The Diavolo have put on display a wide array of skills during this process, such as character, quality and, most importantly, resilience.

When the referee blew the half-time whistle, with the Gialloblu 2-0 up, many may have thought that a turnaround would be an impossible task, especially for a side that had several key pieces missing in Mike Maignan, Theo Hernandez, and Brahim Diaz.

PIOLI’S TACTICAL TWEAKS CHANGED THE GAME FOR AC MILAN


From the opening minutes, it became evident that Verona’s gameplan was essentially based on aggression and quick ball recovery, before trying to break through the hosts’ defence with sudden vertical passes.

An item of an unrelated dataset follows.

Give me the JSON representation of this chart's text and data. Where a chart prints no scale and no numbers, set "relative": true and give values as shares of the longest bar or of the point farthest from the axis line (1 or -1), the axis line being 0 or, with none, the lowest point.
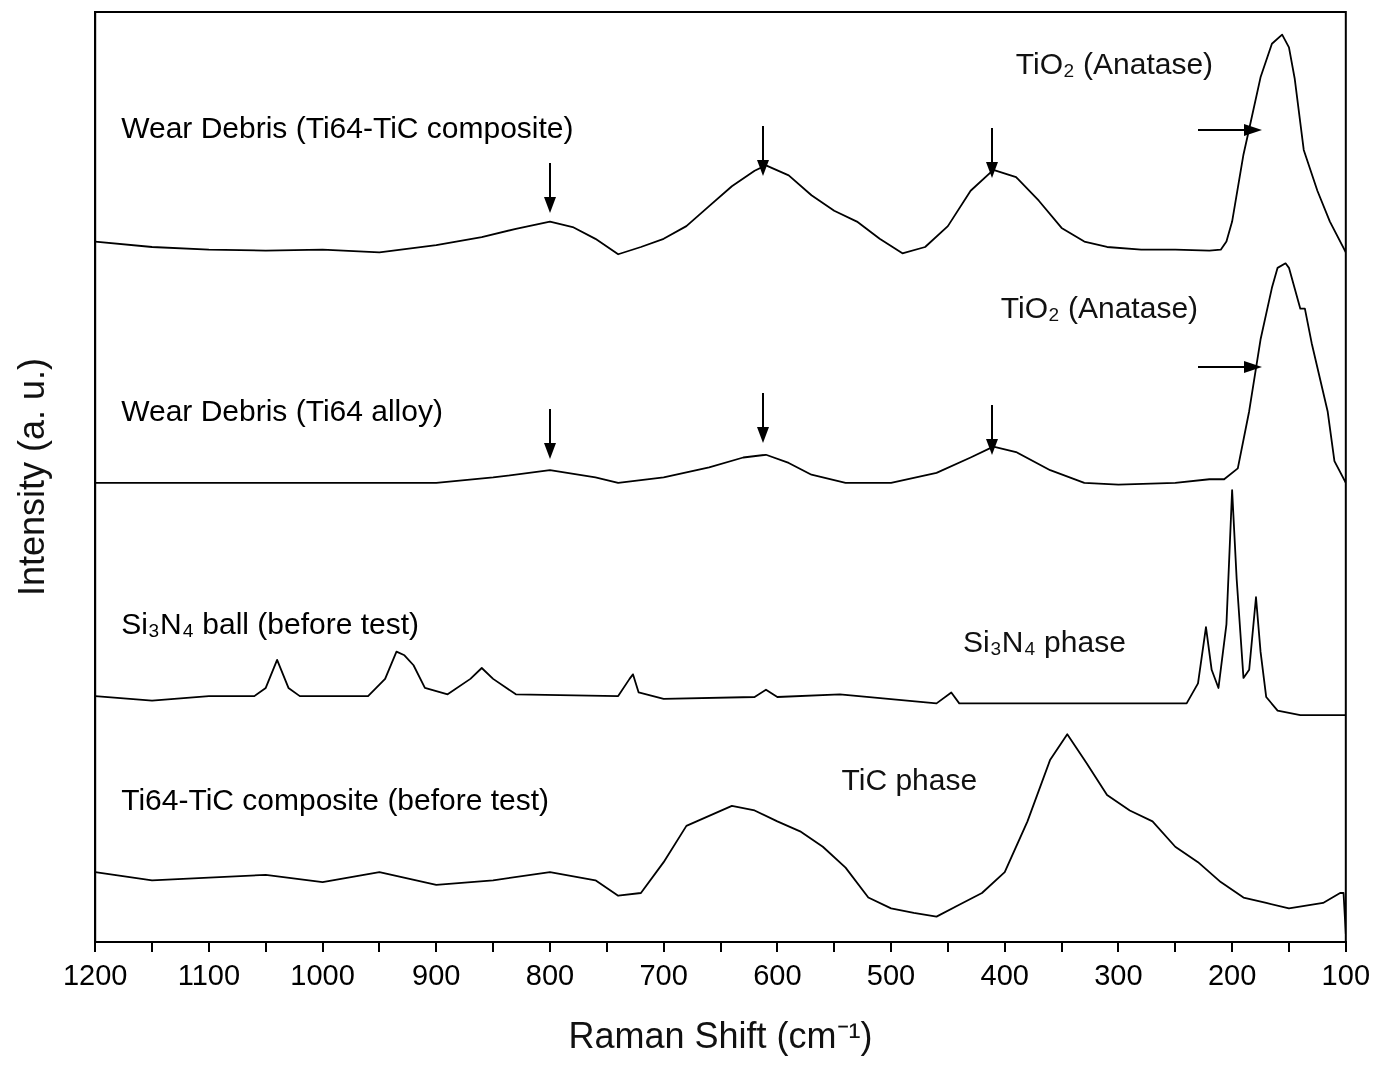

The visitors’ 3-4-2-1 system seemed to give them an edge in that respect, as Frank Kessie and Ismael Bennacer struggled to limit and keep track of their counterparts, as the duo behind Verona’s lone striker, consisting of Gianluca Caprari and Antonin Barak, was constantly supported by Ivan Ilic and Miguel Veloso, which allowed the Gialloblu to outnumber their opponents in a crucial area of the pitch.

Stefano Pioli must have taken such issues into consideration when he decided to replace Daniel Maldini with Rade Krunic during the break, bringing another man closer to the heart of the play.

Bringing on a more defensive midfielder at a time when the Diavolo were 2-0 down could have proven to be a risky move, but ended up being one that was crucial in inspiring the turnaround while preventing Igor Tudor’s men from creating more havoc at the same time.

From then on, Milan gradually took control of the game, also taking advantage of the visitors’ demanding style of play, which led to the first signs of fatigue being shown.

While the Rossoneri coach deserves praise for the way he read the Verona game, he should focus on avoiding similar two-faced performances in the future.

In fact, comebacks require a great deal of mental energy and, sooner or later, Pioli’s side could face a mountain too high to climb if they repeat a similar wrong initial approach to the game.